The zombie killing is fun, and to me killing zombies never gets old. Maybe not as creative with the wanton destructive as some stories, it still reads well and it is nice to see some more practical methods of dead dispatching versus over the top gore fests. We also get some fun revelations that the zombies are not quite just undead automatons, but the whole how and why of this armageddon is a treat the reader should enjoy for themselves.

Mr. Bourne also knows his stuff quite well. He presents Kil's story as one of a man who is used to prepping, and so that shines through. From lists of supplies and ammunition, to drawings and doodles that map out his current location. He also avoids the common trope in this type of fiction of waxing poetically about firearms and their different calibers and whatever, instead distilling things down to the practical level making it a quick and easy read.

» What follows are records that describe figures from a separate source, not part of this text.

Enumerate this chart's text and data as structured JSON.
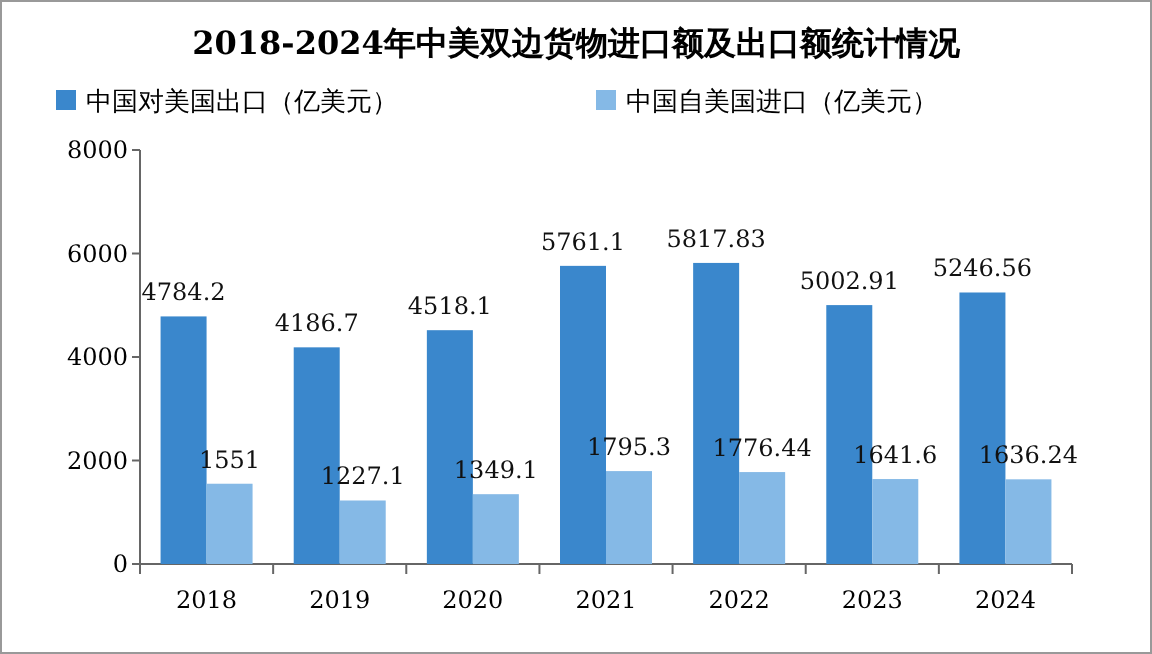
{
  "chart_data": {
    "type": "bar",
    "title": "2018-2024年中美双边货物进口额及出口额统计情况",
    "categories": [
      "2018",
      "2019",
      "2020",
      "2021",
      "2022",
      "2023",
      "2024"
    ],
    "series": [
      {
        "name": "中国对美国出口（亿美元）",
        "color": "#3a87cc",
        "values": [
          4784.2,
          4186.7,
          4518.1,
          5761.1,
          5817.83,
          5002.91,
          5246.56
        ]
      },
      {
        "name": "中国自美国进口（亿美元）",
        "color": "#85b9e6",
        "values": [
          1551,
          1227.1,
          1349.1,
          1795.3,
          1776.44,
          1641.6,
          1636.24
        ]
      }
    ],
    "ylim": [
      0,
      8000
    ],
    "yticks": [
      0,
      2000,
      4000,
      6000,
      8000
    ],
    "legend": "top",
    "data_labels": true
  }
}
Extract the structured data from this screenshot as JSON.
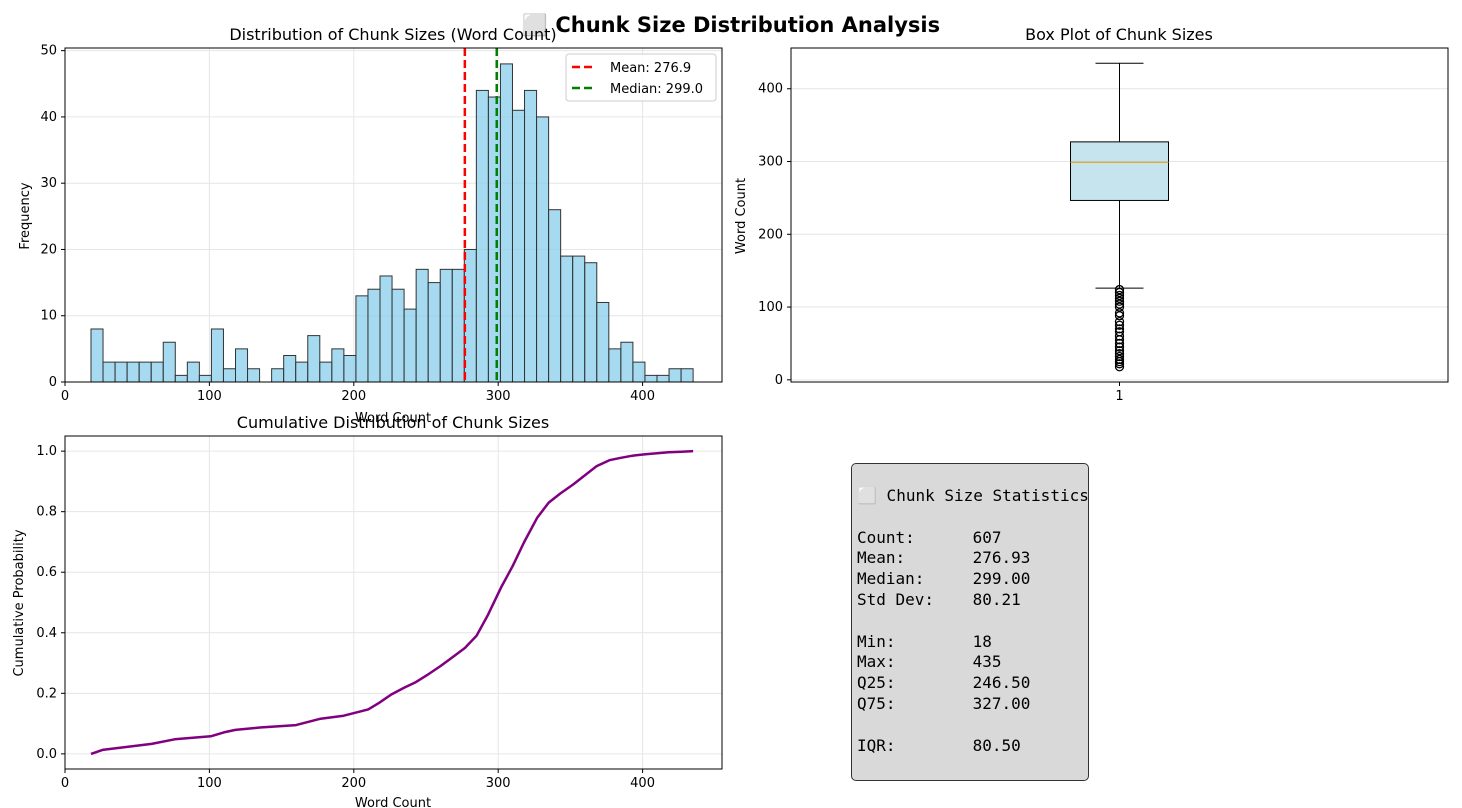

Now I was lucky enough to buy this in a two book pack which contains both the first novel, and its sequel Beyond Exile which continues the story. There are two further installments after that, and I think all of them keep things going quite nicely.

Reading this book in October has become a sort of Halloween tradition for me, combining my love of the zombie genre with some fun spooks. I think that if you like a good novel, and even if you're tired of zombies, its worth picking up just to enjoy it!